As embedded dev, the stack trace alone scares me. It would be funny to watch the Java runtime blow the 8 frame deep stack on a PIC18 tho
You're not stuck with it Anon. You can use something different!
I started with java for school. The day I tried C for the first time I was flabbergasted, "what do you mean it doesn't matter which order I put things in?"
I still think Java is good for teaching newbies precisely because it will throw an error quickly if they are doing it wrong.
Rust over there like
Hey kid, tired of putting off your problems?
I don't think Lemmy would've let you post a smaller image.
Must be several years old - otherwise, javafx deserves quite a bit more ire.
Java is terrible and I hated it but I feel like this stuff is not why, this mostly just seems like stuff that most powerful object oriented languages do.
Java is amazing and I love it, and I agree that this is not really a good list of problems. (Not that I expect green texts to be well thought out, rational, real, fair, or anything other than hyperbolic rants lol.) There are good reasons to critique it and the ways people use it, but this isn't it.
Particularly funny is the one about race conditions. That's something you'd have to deal with in any sort of multi threaded environment.
Just use c#
Aside from the general stupidity, Java is a heavily front-loaded language in my experience. I'm not going to engage in any tribalism about it or claim that it's better or worse than others. As a matter of personal taste, I have come to like it, but I had to learn a lot until I reached a level of proficiency where I started considering it usable.
Likewise, there is a level of preparation on the target machines: "Platform-independent" just means you don't have to compile the program itself for different platforms and architectures like you would with C and its kin, as long as the target machines have an appropriate runtime installed.
Libraries and library management is a whole thing in every general-purpose language I've dealt with so far. DSLs get away with including everything domain-specific, but non-specific languages can't possibly cover everything. Again, Java has a steep learning curve for things like Maven - I find it to be powerful for the things I've used it in, but it's a lot to wrap your head around.
It definitely isn't beginner-friendly and I still think my university was wrong to start right into it with the first programming classes. Part of it was the teacher (Technically excellent, didactically atrocious), but it also wasn't a great entry point into programming in general.

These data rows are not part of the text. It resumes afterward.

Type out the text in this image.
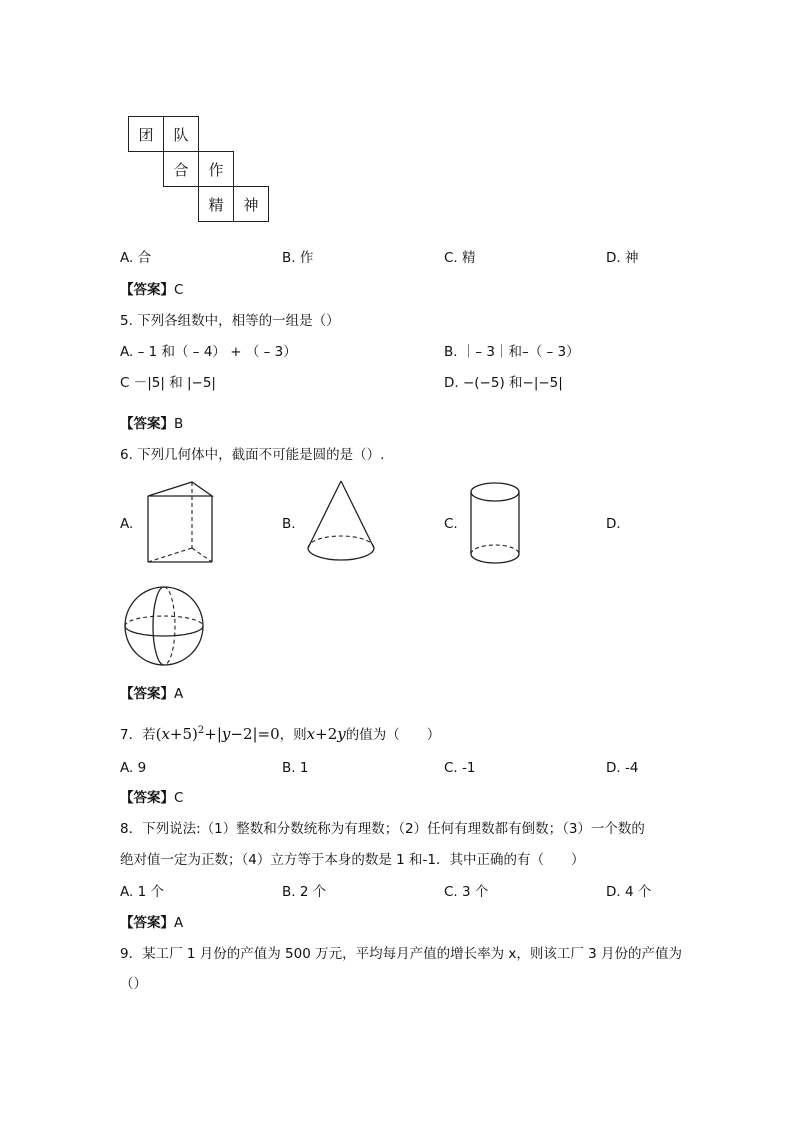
团	队
合	作
精	神
A. 合	B. 作	C. 精	D. 神
【答案】C
5. 下列各组数中，相等的一组是（）
A. – 1 和（ – 4） + （ – 3）	B. ｜– 3｜和–（ – 3）
C －|5| 和 |−5|	D. −(−5) 和−|−5|
【答案】B
6. 下列几何体中，截面不可能是圆的是（）.
A.	B.	C.	D.
【答案】A
7．若$(x+5)^2+|y-2|=0$，则x+2y的值为（　　）
A. 9	B. 1	C. -1	D. -4
【答案】C
8．下列说法:（1）整数和分数统称为有理数；（2）任何有理数都有倒数；（3）一个数的
绝对值一定为正数；（4）立方等于本身的数是 1 和-1．其中正确的有（　　）
A. 1 个	B. 2 个	C. 3 个	D. 4 个
【答案】A
9．某工厂 1 月份的产值为 500 万元，平均每月产值的增长率为 x，则该工厂 3 月份的产值为
（）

I'm not a Java dev, but I know enough of it to fix simple bugs in the backends I work with. My main issue with it is that 99% of the code doesn't seem to do anything. The clear, obvious place that looks like it handles the feature you're looking for? None of it does anything! It just instantiates another class from God knows where to actually do the work. I swear I spend most of my time in Java projects just looking for the damn implementation in a sea of AbstractSingletonFactoryBean shit.